By contrast, the reappraisal group’s goal was to decrease their own negative emotions, making them less inclined to be altruistic when confronted with someone else’s pain. “When you’re focused on decreasing your own negative emotions,” she says, “I think that makes you less focused on other people.”

Building on previous studies

This study follows prior research documenting the positive effects of other compassion training programs, such as the Compassion Cultivation Training developed at Stanford Univeristy and the Cognitively-Based Compassion Training out of Emory University. A study published earlier this year, also in Psychological Science, suggests that training in mindfulness meditation significantly increases compassionate behavior.

But this new study is noteworthy for several reasons. For one thing, many of the previous studies have examined trainings that took several hours a week for at least eight weeks; this study’s compassion training, by contrast, took just a total of seven hours over two weeks.

Also, prior studies of compassion trainings have mostly looked at their effects on brain activity, emotional well-being, or physical health.

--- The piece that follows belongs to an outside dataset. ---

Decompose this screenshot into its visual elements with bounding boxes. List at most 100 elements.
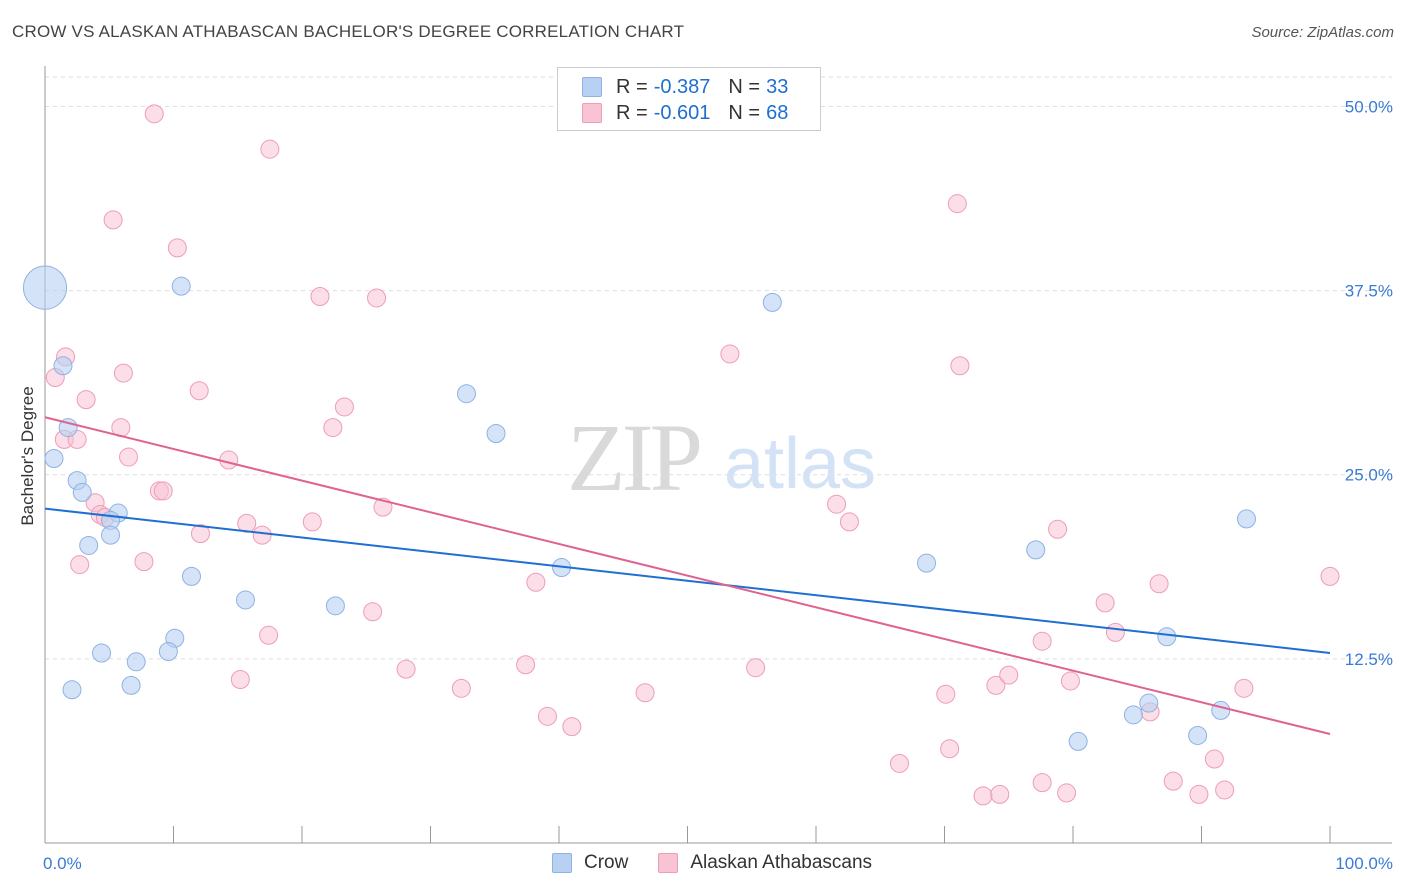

But this is the first study to both examine “whether training in compassion will make you more caring and helpful toward others,” says Weng, and then document how “those changes in behavior are linked to changes in neural and emotional responding to people suffering.”

Weng says she’s excited by the implication that people can develop significantly more compassion and altruism, even outside of a training like the one she helped to create.

“Our findings support the possibility that compassion and altruism can be viewed as trainable skills rather than as stable traits,” she and her co-authors write. “This lays the groundwork for future research to explore whether compassion-related trainings can benefit fields that depend on altruism and cooperation (e.g., medicine) as well as clinical subgroups characterized by deficits in compassion, such as psychopaths.”